1. Point aweb at a repo or blueprint source.
2. Inspect proposed team and required app capabilities.
3. Apply blueprint.
4. Connect GitHub/tasks/messages.
5. Start coordinator/developer/reviewer.
6. Assign a real code task.
7. Watch work, approve sensitive actions, review output, inspect audit trail.

This should work before marketplace/profile hosting is built.

Wedge v1 has zero dependency on the private Library shelf. It can read public
profile payloads from a provider-agnostic Library catalog URL or from local
blueprint sources, materializes a pinned local snapshot, grants apps through
existing app-grant rails, and hands operators clear `aw team up` or manual
runtime launch guidance. The Library shelf app adds company-level learning later;
it is not required for initial team creation.

The quality bar for first-party blueprints is product-level, not sample-code
level. A blueprint must be something a company can actually start from: clear
profiles, useful defaults, realistic app requests, runtime hints, reviewable
code artifacts, and enough workflow shape that the first task can start quickly.

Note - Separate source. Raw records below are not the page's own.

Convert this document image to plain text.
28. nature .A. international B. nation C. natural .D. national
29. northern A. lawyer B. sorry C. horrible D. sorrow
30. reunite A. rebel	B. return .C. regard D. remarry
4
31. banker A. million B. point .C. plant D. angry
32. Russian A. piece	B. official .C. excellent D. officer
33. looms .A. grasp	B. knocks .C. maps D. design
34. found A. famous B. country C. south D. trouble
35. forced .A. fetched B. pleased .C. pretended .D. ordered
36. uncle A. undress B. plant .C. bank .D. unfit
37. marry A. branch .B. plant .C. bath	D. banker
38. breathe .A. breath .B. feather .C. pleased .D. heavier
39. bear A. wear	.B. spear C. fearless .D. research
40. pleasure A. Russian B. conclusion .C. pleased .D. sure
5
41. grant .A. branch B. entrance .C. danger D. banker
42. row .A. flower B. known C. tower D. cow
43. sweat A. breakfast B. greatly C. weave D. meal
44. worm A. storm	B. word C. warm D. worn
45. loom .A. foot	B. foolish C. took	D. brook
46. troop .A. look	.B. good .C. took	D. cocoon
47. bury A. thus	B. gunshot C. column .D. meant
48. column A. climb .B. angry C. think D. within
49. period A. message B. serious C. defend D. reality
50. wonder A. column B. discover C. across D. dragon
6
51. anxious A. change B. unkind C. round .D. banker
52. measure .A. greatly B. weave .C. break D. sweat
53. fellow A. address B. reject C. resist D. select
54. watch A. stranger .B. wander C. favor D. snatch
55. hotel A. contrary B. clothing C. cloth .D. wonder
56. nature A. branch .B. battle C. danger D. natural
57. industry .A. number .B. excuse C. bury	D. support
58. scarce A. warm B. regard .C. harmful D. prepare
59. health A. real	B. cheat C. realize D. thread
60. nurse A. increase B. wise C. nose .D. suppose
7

## 15. Migration from today's blueprints

Near-term migration:

1. Rename external concept from soul to profile while keeping directory
   compatibility.
2. Add `blueprint.yaml` to `../aweb-team-dev-simple/`.
3. Add `profile.yaml` to each existing soul/profile directory.
4. Add `required_apps`, `subscriptions`, and `artifacts` fields where useful.
5. Add `aw blueprint inspect` for local dirs first.
6. Add `aw team create` / `aw team add NAME@BLUEPRINT/PROFILE` that materialize a pinned local snapshot and show a plan.
7. Keep existing `spawn-instance`/`retire-instance` skills as compatibility
   documentation while CLI commands mature.
8. Add dashboard read-only visualization of installed blueprint/profile state.
9. Add remote git source support.
10. Specify `library.aweb.ai` as an app that reuses app installs/grants and
   pinned digests. Do not add a new core library layer.
11. Build the smallest library-app v1 only when product priority justifies it:
   memory entries, proposal blobs, diff/show/promote, team pin/update. This can
   follow the first app-extraction milestone unless a concrete hosted
   non-technical customer need pulls it forward.
12. Add profile/skill/playbook/policy promotion only after the memory loop
   proves value.
13. Add hosted catalog/search only after the local/git path and library-app
   learning loop prove value.

Do not build a hosted mutable profile editor first. That path recreates roles.

## 16. Open decisions

- Exact on-disk names: `profiles/` now, or keep `souls/` internally until a
  compatibility migration?
- First blueprint source syntax: GitHub shorthand, full URL, local dir, or all
  three?
- How much local-dir materialization is needed beyond `aw blueprint inspect` and
  the public-catalog `aw team create` / `aw team add` launch path?
- Which app is first for external capabilities: GitHub, Tasks, Messages, or Dev?
- What is the minimal signed audit trail in v1?
- How hosted MCP profile binding appears in the dashboard.
- Whether `library.aweb.ai` should build before or after the first extracted
  anapp proves the extraction template.
- Whether the first library backend is hosted-only, git-backed, or both.
- Whether the v1 library entry type is memory only, or memory plus profiles.
- How team-local changes are represented so they can be promoted cleanly to the
  library app.
- Whether community catalog lives in a repo first or in hosted aweb.ai.

The default answers are: keep compatibility with current soul layout, support
local dir where useful, make `aw blueprint inspect` the read-only primitive and
use `aw team create` / `aw team add NAME@BLUEPRINT/PROFILE` for the launch setup
path, prove with the `aweb.team` seed blueprint, prioritize native `aw` team
creation and `aw team up`/direct harness launch guidance, specify the private
`library.aweb.ai` shelf as an app rather than a core layer, and prove the
learning loop with memory before broadening it.